Dopingfälle stören die Harmonie

21.09.2006 - Salzburg (dpa/Ra) - Verhältnisse wie bei der vergangenen Tour de France herrschen noch nicht. Aber eine positive A-Probe beim Gastgeber-Verband und auffällige Blutwerte dreier südamerikanischer Nachwuchsfahrer sorgten in Salzburg nicht gerade für einen WM-Start in Harmonie.

Sein belasteter Sport brauche jetzt Ruhe, nichts als Ruhe, hatte Weltverbands-Präsident Pat McQuaid vor den Titelkämpfen in der Mozart-Stadt angemahnt. «Diese Woche ist besonders wichtig für uns», hatte der Ire erklärt. Die Botschaft wurde offenbar nicht überall vernommen.

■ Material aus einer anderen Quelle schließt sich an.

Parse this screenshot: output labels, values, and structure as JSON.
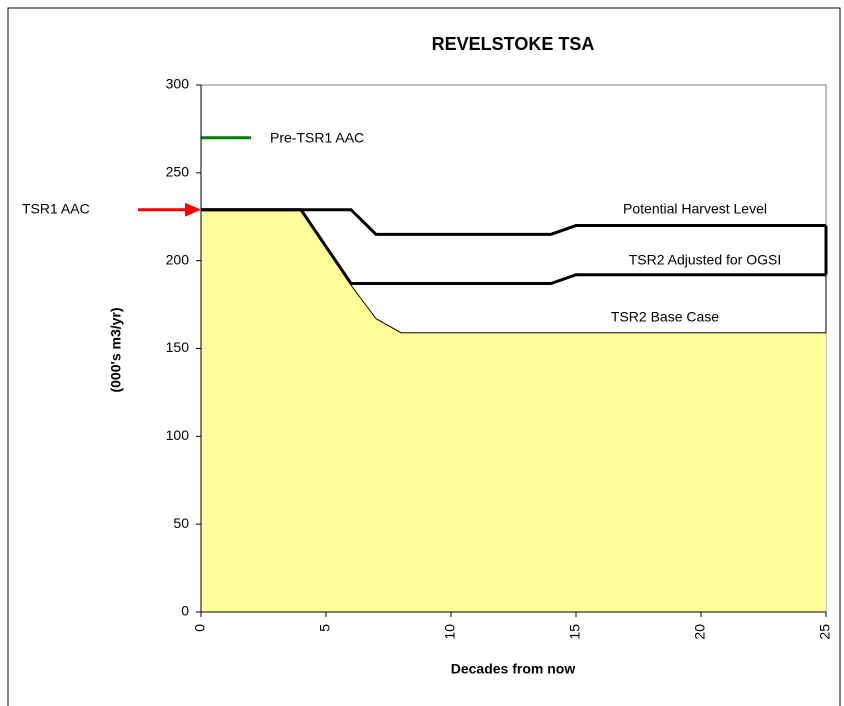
{
  "chart_data": {
    "type": "area",
    "title": "REVELSTOKE TSA",
    "x_label": "Decades from now",
    "y_label": "(000's m3/yr)",
    "xlim": [
      0,
      25
    ],
    "xticks": [
      0,
      5,
      10,
      15,
      20,
      25
    ],
    "ylim": [
      0,
      300
    ],
    "yticks": [
      0,
      50,
      100,
      150,
      200,
      250,
      300
    ],
    "grid": false,
    "series": [
      {
        "name": "TSR2 Base Case",
        "color": "#000000",
        "fill": "#ffff99",
        "area": true,
        "x": [
          0,
          4,
          6,
          7,
          8,
          25
        ],
        "values": [
          229,
          229,
          186,
          167,
          159,
          159
        ]
      },
      {
        "name": "TSR2 Adjusted for OGSI",
        "color": "#000000",
        "x": [
          0,
          4,
          6,
          14,
          15,
          25
        ],
        "values": [
          229,
          229,
          187,
          187,
          192,
          192
        ]
      },
      {
        "name": "Potential Harvest Level",
        "color": "#000000",
        "x": [
          0,
          4,
          6,
          7,
          14,
          15,
          25
        ],
        "values": [
          229,
          229,
          229,
          215,
          215,
          220,
          220
        ]
      },
      {
        "name": "Pre-TSR1 AAC",
        "color": "#008000",
        "x": [
          0,
          2
        ],
        "values": [
          270,
          270
        ]
      }
    ],
    "markers": [
      {
        "label": "TSR1 AAC",
        "value": 229,
        "color": "#ff0000"
      }
    ]
  }
}
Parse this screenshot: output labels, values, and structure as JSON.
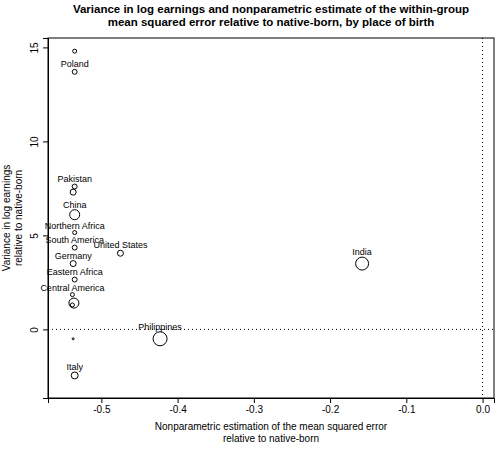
{
  "chart_data": {
    "type": "scatter",
    "title": [
      "Variance in log earnings and nonparametric estimate of the within-group",
      "mean squared error relative to native-born, by place of birth"
    ],
    "x_label": [
      "Nonparametric estimation of the mean squared error",
      "relative to native-born"
    ],
    "y_label": [
      "Variance in log earnings",
      "relative to native-born"
    ],
    "x": [
      -0.535,
      -0.535,
      -0.535,
      -0.537,
      -0.535,
      -0.535,
      -0.535,
      -0.537,
      -0.535,
      -0.538,
      -0.536,
      -0.538,
      -0.537,
      -0.475,
      -0.423,
      -0.158,
      -0.535
    ],
    "y": [
      14.8,
      13.7,
      7.6,
      7.3,
      6.1,
      5.15,
      4.35,
      3.5,
      2.65,
      1.85,
      1.4,
      1.3,
      -0.5,
      4.05,
      -0.5,
      3.5,
      -2.45
    ],
    "sizes": [
      4,
      6,
      6,
      9,
      25,
      4,
      6,
      9,
      6,
      4,
      25,
      4,
      1,
      9,
      49,
      42,
      12
    ],
    "labels": [
      null,
      "Poland",
      "Pakistan",
      null,
      "China",
      "Northern Africa",
      "South America",
      "Germany",
      "Eastern Africa",
      "Central America",
      null,
      null,
      null,
      "United States",
      "Philippines",
      "India",
      "Italy"
    ],
    "hlines": [
      0
    ],
    "vlines": [
      0
    ],
    "xlim": [
      -0.57,
      0.015
    ],
    "ylim": [
      -3.65,
      15.5
    ],
    "xticks": [
      -0.5,
      -0.4,
      -0.3,
      -0.2,
      -0.1,
      {
        "value": 0,
        "label": "0.0"
      }
    ],
    "yticks": [
      0,
      5,
      10,
      15
    ],
    "color": "#000000",
    "marker": "open-circle"
  }
}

«Das wirft sicher kein positives Licht auf unsere Weltmeisterschaft. Wir versuchen jetzt, mit strafrechtlichen Maßnahmen auch gegen die Fahrer vorzugehen», sagte Otto Flum, der Präsident des Österreichischen Radsportverbandes, nachdem die positive A-Probe des U23-Fahrers Marco Oreggia bekannt geworden war. Oreggia war am 14. September im Trainingslager in Bad Tatzmannsdorf positiv auf das Blutdopingmittel EPO getestet worden. Nach dem Skandal um die Biathleten bei den Olympischen Spielen in Turin wurde in Österreich ein Anti-Doping-Gesetz in Kraft gesetzt.

Oreggias Team-Kollegen Markus Eibegger und Christian Ebner waren diesem Test unerlaubt ferngeblieben. Alle drei wurden von der WM ausgeschlossen. Das traf am Vortag in Salzburg auch die Argentinier Martin Garrido und Matias Medici sowie den Brasilianer Magno Nazaret, nachdem sie beim Bluttest mit zu hohen Hämatokritwerten aufgefallen waren und vorerst eine Schutzsperre für 14 Tage erhielten. Großes Aufatmen dagegen am zweiten WM-Tag: 19 getestete Fahrer, darunter auch die deutschen, zeigten keine auffälligen Werte.